Il lettore potrebbe pensare: è fatta! 18.000 dollari sono comunque tantissimi e, visto che è necessario una “quota di mercato” di appena l’1%, il Bitcoin non dovrebbe incontrare grosse difficoltà nel raggiungimento di questo obiettivo.

La verità è un’altra: il Bitcoin ha delle caratteristiche così particolari da rendere estremamente difficile, al limite della verosimiglianza, anche l’obiettivo dell’1%. L’analista di ING le ha illustrate in maniera molto accurate. Tali caratteristiche hanno a che vedere con la tecnologia di fondo, ma in alcuni casi sono il riflesso di alcune scelte di campagne, che potrebbero essere definite arbitrarie o addirittura ideologiche.

Perché il Bitcoin non diventerà mai “di massa”
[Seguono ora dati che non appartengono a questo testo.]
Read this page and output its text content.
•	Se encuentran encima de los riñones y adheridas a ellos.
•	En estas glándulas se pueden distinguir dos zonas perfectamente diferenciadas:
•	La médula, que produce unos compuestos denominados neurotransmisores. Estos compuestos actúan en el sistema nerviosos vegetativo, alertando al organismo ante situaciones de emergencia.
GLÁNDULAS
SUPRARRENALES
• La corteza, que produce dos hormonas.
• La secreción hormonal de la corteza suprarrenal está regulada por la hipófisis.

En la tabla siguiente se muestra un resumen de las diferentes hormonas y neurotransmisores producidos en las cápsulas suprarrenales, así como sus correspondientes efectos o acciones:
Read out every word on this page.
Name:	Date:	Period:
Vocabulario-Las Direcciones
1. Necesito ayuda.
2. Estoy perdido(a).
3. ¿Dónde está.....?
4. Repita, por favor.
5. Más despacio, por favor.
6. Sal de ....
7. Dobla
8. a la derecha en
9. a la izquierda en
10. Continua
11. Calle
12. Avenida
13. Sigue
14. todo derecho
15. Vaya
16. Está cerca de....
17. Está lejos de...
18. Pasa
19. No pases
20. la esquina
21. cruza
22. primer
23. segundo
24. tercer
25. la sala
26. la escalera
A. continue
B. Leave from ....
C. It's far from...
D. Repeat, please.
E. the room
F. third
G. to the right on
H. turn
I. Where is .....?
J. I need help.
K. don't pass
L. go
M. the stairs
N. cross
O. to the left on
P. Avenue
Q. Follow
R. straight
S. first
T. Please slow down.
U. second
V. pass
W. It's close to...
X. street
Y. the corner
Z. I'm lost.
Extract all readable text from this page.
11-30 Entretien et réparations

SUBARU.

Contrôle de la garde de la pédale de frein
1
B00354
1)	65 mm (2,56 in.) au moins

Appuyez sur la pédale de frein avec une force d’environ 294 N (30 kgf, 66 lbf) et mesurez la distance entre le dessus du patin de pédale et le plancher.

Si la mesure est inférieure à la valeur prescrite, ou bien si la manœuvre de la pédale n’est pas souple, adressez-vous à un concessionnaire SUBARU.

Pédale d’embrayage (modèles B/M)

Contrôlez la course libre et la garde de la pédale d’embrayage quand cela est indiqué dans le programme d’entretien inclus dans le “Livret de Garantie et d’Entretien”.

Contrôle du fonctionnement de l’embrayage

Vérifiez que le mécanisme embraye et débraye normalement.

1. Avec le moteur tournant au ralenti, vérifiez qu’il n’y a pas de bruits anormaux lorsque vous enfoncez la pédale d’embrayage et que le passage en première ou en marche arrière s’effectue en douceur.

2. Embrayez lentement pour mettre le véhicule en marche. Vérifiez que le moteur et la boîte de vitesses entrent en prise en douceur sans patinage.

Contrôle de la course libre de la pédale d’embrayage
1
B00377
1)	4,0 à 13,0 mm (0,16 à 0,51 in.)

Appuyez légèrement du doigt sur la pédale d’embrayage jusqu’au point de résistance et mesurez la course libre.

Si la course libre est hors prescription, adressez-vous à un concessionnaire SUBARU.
Il primo motivo risiede nella regolamentazione. La natura decentralizzata del Bitcoin è uno dei suoi tratti distintivi, per quanto condiviso con le criptovalute in generale. Tuttavia, è anche il suo tallone di Achille. Il Bitcoin, infatti, disegna una rete di pagamenti quasi del tutto anonima, transnazionale, assolutamente indipendente dal volere delle istituzioni. Indipendenza da un lato, poca sicurezza dall’altro. Brosens ne consegue che affinché il Bitcoin abbia una piccola chances di diventare uno strumento di massa, e soprattutto di diventarlo in maniera definitiva e strutturale, deve essere cooptato nel mercato regolamentato. Anche così, però, le cose potrebbero andare male.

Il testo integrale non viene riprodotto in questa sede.